Introduction: The microbiome changes during pregnancy and is implicated in pregnancy complications which contribute to nearly 5 million maternal, and neonatal deaths yearly. Impaired placental development primarily accounts for the majority of pregnancy complications although the mechanisms involved are poorly understood. Optimal placental (trophoblast) development depends on the fine balance between the renewal of the cytotrophoblast stem cells and their differentiation into the invasive extravillus trophoblast and the multinucleated syncytiotrophoblast (ST) epithelial cells. While pregnancy is punctuated by finely timed fluctuations in various hormones, that regulate trophoblast differentiation, the reasons for the concomitant changes in the microbiome with advancing gestation are unclear. As the microbiome does not reach the systemic circulation, but its metabolites do, it is possible that the metabolites may mediate microbial-host interactions reflected in microbial changes observed in pregnancy. We show that several microbial-derived tryptophan metabolites dose-dependently decrease energy metabolism and trophoblast differentiation via G-protein coupled receptor mediated cAMP production.

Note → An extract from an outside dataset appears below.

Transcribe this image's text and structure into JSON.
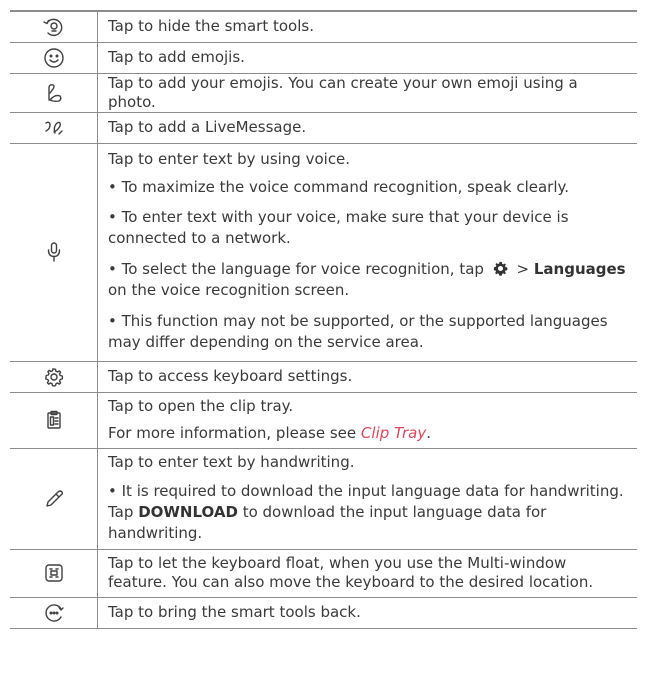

Methods and results: By treating term human primary trophoblast cells and measuring oxygen consumption using Mito stress test, we demonstrate that tryptophan metabolites (tryptamine, Indole-3-carbaldehyde, indole-3-acetic-acid (IAA) mediate differential effects on both energy metabolism and trophoblast differentiation. Tryptamine dose dependently reduced βhCG production (marker of trophoblast differentiation) at 12.6 µM (p ≤0.0001, n = 5) and 50µM (p ≤0.0001, n = 5). At similar doses (IAA) had no effect on either metabolism or trophoblast differentiation. Tryptamine reduced cyclic adenosine monophosphate (cAMP) production by 20% (p ≤0.05, N=3) and shifted the EC50 of forskolin induced cAMP production dose response from 2.6 µM to 4.0 µM.
Discussion: These results demonstrate how microbial metabolites are likely to influence pregnancy outcomes by interacting with signalling pathways important to trophoblast differentiation. As GPCR signalling is an important pathway for various developmental processes including stem cell pluripotency, differentiation, and cell polarity in embryogenesis, these results emphasise the importance of understanding the role of microbial derived metabolites in pregnancy in health and disease.